Pages:
Actions
  • #1 by quietdesperation on 18 Mar 2017
  • due to its location on the upper west side, away from Manhattan's tourist attractions,  Sal and Carmine's doesn't get as much attention as it might deserve. Still, most native ny pizza aficionados eventually make the trek. What they find when they get there is a canonical slice of NY pizza. Nothing fancy, just a great balance of cheese, sauce and bread.

    here's a link to Ed Levine's review:
    http://slice.seriouseats.com/archives/2009/06/sal-and-carmines-pizza-sal-malanga-uws-upper-west-side-manhattan-nyc.html

    pictures below
  • #2 by hammettjr on 18 Mar 2017
  • I love how something that looks so simple can taste so good.  Thanks for posting. What was the texture of the rim like?
  • #3 by quietdesperation on 18 Mar 2017
  • It's funny you ask, the rim construction was interesting. As you eat your way in from the tip, the slice screams thin, ny pizza. But about an inch before the outer rim the crust gets thicker and bready, maybe a little more than I'd like. Still, it's a really solid slice.

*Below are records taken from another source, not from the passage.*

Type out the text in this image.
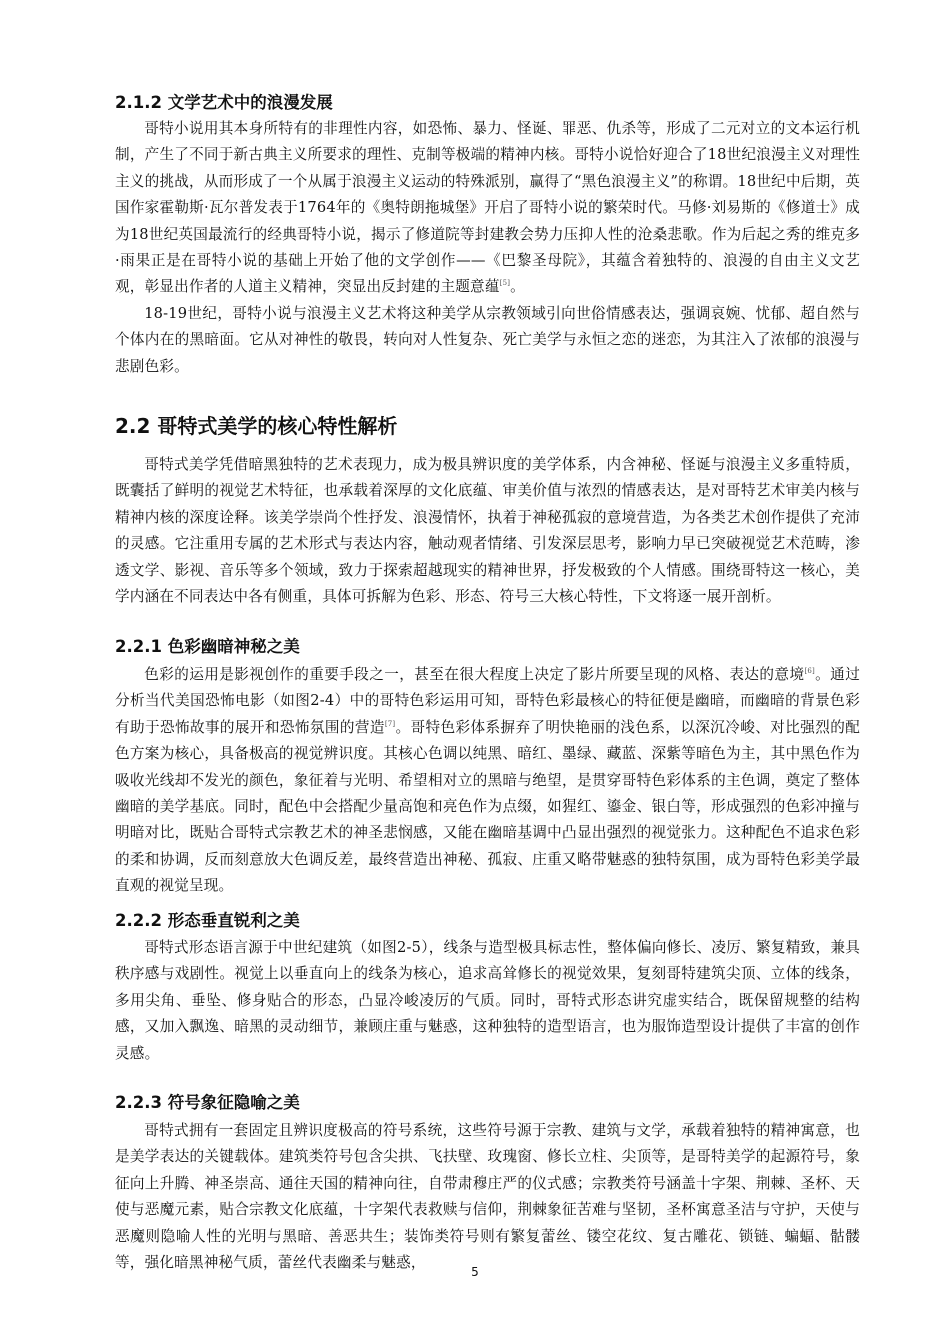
2.1.2 文学艺术中的浪漫发展

哥特小说用其本身所特有的非理性内容，如恐怖、暴力、怪诞、罪恶、仇杀等，形成了二元对立的文本运行机制，产生了不同于新古典主义所要求的理性、克制等极端的精神内核。哥特小说恰好迎合了18世纪浪漫主义对理性主义的挑战，从而形成了一个从属于浪漫主义运动的特殊派别，赢得了“黑色浪漫主义”的称谓。18世纪中后期，英国作家霍勒斯·瓦尔普发表于1764年的《奥特朗拖城堡》开启了哥特小说的繁荣时代。马修·刘易斯的《修道士》成为18世纪英国最流行的经典哥特小说，揭示了修道院等封建教会势力压抑人性的沧桑悲歌。作为后起之秀的维克多·雨果正是在哥特小说的基础上开始了他的文学创作——《巴黎圣母院》，其蕴含着独特的、浪漫的自由主义文艺观，彰显出作者的人道主义精神，突显出反封建的主题意蕴[5]。

18-19世纪，哥特小说与浪漫主义艺术将这种美学从宗教领域引向世俗情感表达，强调哀婉、忧郁、超自然与个体内在的黑暗面。它从对神性的敬畏，转向对人性复杂、死亡美学与永恒之恋的迷恋，为其注入了浓郁的浪漫与悲剧色彩。

2.2 哥特式美学的核心特性解析

哥特式美学凭借暗黑独特的艺术表现力，成为极具辨识度的美学体系，内含神秘、怪诞与浪漫主义多重特质，既囊括了鲜明的视觉艺术特征，也承载着深厚的文化底蕴、审美价值与浓烈的情感表达，是对哥特艺术审美内核与精神内核的深度诠释。该美学崇尚个性抒发、浪漫情怀，执着于神秘孤寂的意境营造，为各类艺术创作提供了充沛的灵感。它注重用专属的艺术形式与表达内容，触动观者情绪、引发深层思考，影响力早已突破视觉艺术范畴，渗透文学、影视、音乐等多个领域，致力于探索超越现实的精神世界，抒发极致的个人情感。围绕哥特这一核心，美学内涵在不同表达中各有侧重，具体可拆解为色彩、形态、符号三大核心特性，下文将逐一展开剖析。

2.2.1 色彩幽暗神秘之美

色彩的运用是影视创作的重要手段之一，甚至在很大程度上决定了影片所要呈现的风格、表达的意境[6]。通过分析当代美国恐怖电影（如图2-4）中的哥特色彩运用可知，哥特色彩最核心的特征便是幽暗，而幽暗的背景色彩有助于恐怖故事的展开和恐怖氛围的营造[7]。哥特色彩体系摒弃了明快艳丽的浅色系，以深沉冷峻、对比强烈的配色方案为核心，具备极高的视觉辨识度。其核心色调以纯黑、暗红、墨绿、藏蓝、深紫等暗色为主，其中黑色作为吸收光线却不发光的颜色，象征着与光明、希望相对立的黑暗与绝望，是贯穿哥特色彩体系的主色调，奠定了整体幽暗的美学基底。同时，配色中会搭配少量高饱和亮色作为点缀，如猩红、鎏金、银白等，形成强烈的色彩冲撞与明暗对比，既贴合哥特式宗教艺术的神圣悲悯感，又能在幽暗基调中凸显出强烈的视觉张力。这种配色不追求色彩的柔和协调，反而刻意放大色调反差，最终营造出神秘、孤寂、庄重又略带魅惑的独特氛围，成为哥特色彩美学最直观的视觉呈现。

2.2.2 形态垂直锐利之美

哥特式形态语言源于中世纪建筑（如图2-5），线条与造型极具标志性，整体偏向修长、凌厉、繁复精致，兼具秩序感与戏剧性。视觉上以垂直向上的线条为核心，追求高耸修长的视觉效果，复刻哥特建筑尖顶、立体的线条，多用尖角、垂坠、修身贴合的形态，凸显冷峻凌厉的气质。同时，哥特式形态讲究虚实结合，既保留规整的结构感，又加入飘逸、暗黑的灵动细节，兼顾庄重与魅惑，这种独特的造型语言，也为服饰造型设计提供了丰富的创作灵感。

2.2.3 符号象征隐喻之美

哥特式拥有一套固定且辨识度极高的符号系统，这些符号源于宗教、建筑与文学，承载着独特的精神寓意，也是美学表达的关键载体。建筑类符号包含尖拱、飞扶壁、玫瑰窗、修长立柱、尖顶等，是哥特美学的起源符号，象征向上升腾、神圣崇高、通往天国的精神向往，自带肃穆庄严的仪式感；宗教类符号涵盖十字架、荆棘、圣杯、天使与恶魔元素，贴合宗教文化底蕴，十字架代表救赎与信仰，荆棘象征苦难与坚韧，圣杯寓意圣洁与守护，天使与恶魔则隐喻人性的光明与黑暗、善恶共生；装饰类符号则有繁复蕾丝、镂空花纹、复古雕花、锁链、蝙蝠、骷髅等，强化暗黑神秘气质，蕾丝代表幽柔与魅惑，

5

    They have a nice sausage slice, today I heard them recommend a spinach slice and it sure looked good coming out of the oven. Plain slices are $3, toppings are $1.
  • #4 by HBolte on 19 Mar 2017
  • Glad you mentioned Sal and Carmines. I had a slice there today. I thought that it was excellent. As said above a nice balance and excellent crust with the perfect crunch.
  • #5 by hammettjr on 19 Mar 2017
  • Thats a cool shot of him slicing the pie right at you. I like the melt. The pale rim is interesting - I recently reduced my temp which improved my melt while leading to a more pale rim.
  • #6 by quietdesperation on 20 Mar 2017
  • In the ed levine review linked in my op, he mentions ordering his pie well done. As you might expect, there's a little more color in that crust.  I wonder if well-done is accomplished through higher-temp, longer bake or both. I'm guessing it's simply a longer bake.